Wednesday, September 3, 2008

Daily Sources 9/3

1. Juan Cole's Informed Comment links two more pieces on the ongoing conflict between Kurds and al-Maliki in Diyala. Asharq Alawsat's Ma'ad Fayad interviewed Massoud Barzani Monday. (Asharq Alawsat is a pan-Arabic paper based in London.) As Dr. Cole noted, Barzani refers to the al-Maliki government as "totalitarian." Barzani also says of the situation in Diyala that "it is true that it almost reached the point of confrontation." Barzani also refers to an improved relationship with Turkey. The Guardian's Jonathan Steele reports today that Kurdish peshmerga and Iraqi forces are "bracing" for a confrontation in the city of Khanaqin in Diyala province.

2. Salman Masood at the New York Times writes that a would be assassin missed the Pakistani Prime Minister--Yousaf Raza Gilani--today.

3. Eric Watkins at the Oil & Gas Journal writes that Iran has invited Brazil to join OPEC, but that Brazil has refused. Evidently, de Silva gave as his reason--outside of the $1 million membership fee--that Brazil has been investing in refining and biofuels in order to become an exporter of products, not crude.

4. Upstream online reports that Saudi Arabia's Khursaniyah oil field is now operational and producing 500 kb/d of oil. The oil field was initially due to start up in December and produces Arab Medium, a medium sour crude with an API┬║ of 28.5 and 2.85%wtS. 500 kb/d roughly equals 0.5% of world consumption. (That's a lot.)

5. Alonso Soto at Reuters writes that the Ecuadorian oil minister said that Venezuela was going to propose output cuts at the Saturday OPEC meeting, but that Ecuador was going to call for sustaining the current production quotas. Given the close ties and similar interests of Ecuador and Venezuela, I wonder what the difference in the calculus is.

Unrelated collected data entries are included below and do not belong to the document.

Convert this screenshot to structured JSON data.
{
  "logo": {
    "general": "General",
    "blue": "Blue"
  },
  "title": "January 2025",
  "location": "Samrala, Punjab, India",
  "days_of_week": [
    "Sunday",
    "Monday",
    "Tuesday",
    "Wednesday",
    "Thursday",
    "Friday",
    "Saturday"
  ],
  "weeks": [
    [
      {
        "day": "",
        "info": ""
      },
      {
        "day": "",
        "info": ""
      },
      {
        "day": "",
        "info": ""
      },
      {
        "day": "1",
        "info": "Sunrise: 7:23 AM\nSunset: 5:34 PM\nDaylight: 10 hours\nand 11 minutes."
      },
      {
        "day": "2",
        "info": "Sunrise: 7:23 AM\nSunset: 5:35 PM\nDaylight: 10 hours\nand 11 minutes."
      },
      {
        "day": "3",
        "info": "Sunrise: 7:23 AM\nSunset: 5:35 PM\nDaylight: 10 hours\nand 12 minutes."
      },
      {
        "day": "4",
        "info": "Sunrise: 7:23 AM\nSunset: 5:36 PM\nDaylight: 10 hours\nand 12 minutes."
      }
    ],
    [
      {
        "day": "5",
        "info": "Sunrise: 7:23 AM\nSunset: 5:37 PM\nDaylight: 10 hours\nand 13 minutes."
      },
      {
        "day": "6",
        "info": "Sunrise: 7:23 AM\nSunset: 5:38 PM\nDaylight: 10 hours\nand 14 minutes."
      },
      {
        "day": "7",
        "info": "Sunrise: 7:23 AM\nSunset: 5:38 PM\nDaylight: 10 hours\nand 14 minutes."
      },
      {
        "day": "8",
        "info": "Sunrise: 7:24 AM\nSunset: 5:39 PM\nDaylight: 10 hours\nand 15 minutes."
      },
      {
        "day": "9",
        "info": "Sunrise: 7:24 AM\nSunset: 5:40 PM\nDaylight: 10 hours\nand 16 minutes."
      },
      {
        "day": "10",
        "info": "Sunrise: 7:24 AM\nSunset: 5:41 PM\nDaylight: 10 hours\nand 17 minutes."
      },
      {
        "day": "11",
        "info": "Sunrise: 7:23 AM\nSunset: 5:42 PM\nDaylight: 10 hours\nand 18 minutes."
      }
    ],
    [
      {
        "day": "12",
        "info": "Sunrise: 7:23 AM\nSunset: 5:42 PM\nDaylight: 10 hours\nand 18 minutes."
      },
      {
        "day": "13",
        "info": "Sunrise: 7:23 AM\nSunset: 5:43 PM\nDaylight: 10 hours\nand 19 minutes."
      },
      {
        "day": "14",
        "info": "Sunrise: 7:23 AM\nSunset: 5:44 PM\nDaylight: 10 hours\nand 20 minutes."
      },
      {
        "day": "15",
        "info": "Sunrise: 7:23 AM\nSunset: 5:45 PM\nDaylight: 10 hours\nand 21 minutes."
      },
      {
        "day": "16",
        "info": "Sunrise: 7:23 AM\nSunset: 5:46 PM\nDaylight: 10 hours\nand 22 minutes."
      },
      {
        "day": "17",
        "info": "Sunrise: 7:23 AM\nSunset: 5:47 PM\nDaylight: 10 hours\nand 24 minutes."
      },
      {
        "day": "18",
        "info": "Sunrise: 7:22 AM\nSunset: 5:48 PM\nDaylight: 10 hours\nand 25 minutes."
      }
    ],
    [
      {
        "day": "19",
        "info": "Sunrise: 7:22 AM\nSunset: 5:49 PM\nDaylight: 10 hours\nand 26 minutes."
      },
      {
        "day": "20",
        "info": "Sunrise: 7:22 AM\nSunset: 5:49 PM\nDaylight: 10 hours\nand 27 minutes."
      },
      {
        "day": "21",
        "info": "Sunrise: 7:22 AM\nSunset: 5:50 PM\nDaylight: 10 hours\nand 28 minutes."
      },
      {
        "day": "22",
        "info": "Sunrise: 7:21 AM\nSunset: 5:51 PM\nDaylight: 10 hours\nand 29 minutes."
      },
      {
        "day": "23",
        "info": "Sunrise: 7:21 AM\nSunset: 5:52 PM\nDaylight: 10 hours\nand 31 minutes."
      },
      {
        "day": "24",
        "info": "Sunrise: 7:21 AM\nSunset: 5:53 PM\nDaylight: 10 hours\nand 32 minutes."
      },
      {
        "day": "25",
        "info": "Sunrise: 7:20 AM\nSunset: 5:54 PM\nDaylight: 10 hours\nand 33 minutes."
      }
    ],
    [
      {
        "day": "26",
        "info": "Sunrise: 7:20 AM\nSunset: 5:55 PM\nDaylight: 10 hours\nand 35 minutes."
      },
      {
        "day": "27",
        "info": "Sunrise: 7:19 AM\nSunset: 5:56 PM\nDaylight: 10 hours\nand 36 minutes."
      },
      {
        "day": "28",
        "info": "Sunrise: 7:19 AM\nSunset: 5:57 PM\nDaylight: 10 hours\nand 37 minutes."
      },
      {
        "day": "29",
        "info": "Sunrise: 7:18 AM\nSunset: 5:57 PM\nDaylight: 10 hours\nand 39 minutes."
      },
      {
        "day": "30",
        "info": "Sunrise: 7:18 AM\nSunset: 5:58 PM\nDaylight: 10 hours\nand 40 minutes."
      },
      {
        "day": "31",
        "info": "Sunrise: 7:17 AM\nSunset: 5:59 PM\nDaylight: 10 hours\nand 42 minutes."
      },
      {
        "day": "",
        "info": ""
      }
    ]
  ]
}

6. Yesterday Venezuela's Chavez and South Africa's Mbeki signed a memorandum of understanding on energy cooperation, according to SAPA. Chavez called upon PetroSA to enter the oil production sector in Venezuela and hailed the agreement as a example of a new South-to-South cooperation and as a way to help reduce fuel and food costs in the southern hemisphere. Apparently a number of different economic and cultural cooperation agreements are being considered by the pair.

7. Gazprom signed an oil and gas exploration deal with Nigeria today, as per the AFP.

8. Reuters' Tom Pfeiffer writes that European governments are becoming alarmed at new Russian appetite for African energy deals. The concern appears to be centered on deals with African members of OPEC, i.e. Libya, Algeria, Angola, Nigeria, and Russia's reported interest in a gas exporting countries coalition organized along the same basic guidelines as OPEC. This is very interesting given China's Africa Policy of 2006.

9. Russia Economy Watch notes in two posts that growth in both the services and manufacturing sectors in Russia slowed in July.

10. Karen De Young in the Washington Post writes that the US today unveiled a $1 billion aid package for Georgia. Vice President Cheney arrives in Tblisi tomorrow.

11. Francis Fukuyama writes one of the better pieces on Russia and the American situation for the Financial Times. (History ain't over. Never thought it was. Glad Francis is on board for that one ... now.)

12. In a strange article by Rebekah Kebede in Reuters, James L. Gallogly, EVP at ConocoPhillips is quoted as saying that refinery utilization rates in the US will be at the recent (85% as opposed to more traditional 90%) utilization rates for the next few years. This doesn't make a lot of sense given that reduced demand is likely to reduce price in the short term, which in the medium term should increase demand and thus price and thus refinery runs. In any case, if it proves true, given that the share of world consumption is about 25%, this will be very significant going forward. Perhaps Gallogly is signalling that Conoco expects a worldwide slump.

13. Brad Setser, whose blog Follow the Money is hosted by the Council on Foreign Relations' Maurice R. Greenberg Center for Geoeconomic Studies, writes that demand for GSE debt from foreign central banks and sovereign wealth funds is drying up. (Evidently, they have shifted their purchasing to treasuries ... still US.) Given that there is no private appetite for the GSE debt, and that GSEs are the mortgage market in the US, that certainly doesn't bode well. (Maurice Greenberg, of course, is the former CEO & Chairman of AIG and I'm guessing this particular institution at the CFR has been funded, for the most part, by the Starr Foundation--AIG's foundation that gives grants by invitation only. Just thought worth noting given AIG's current troubles and the light this particular piece might shine on them.)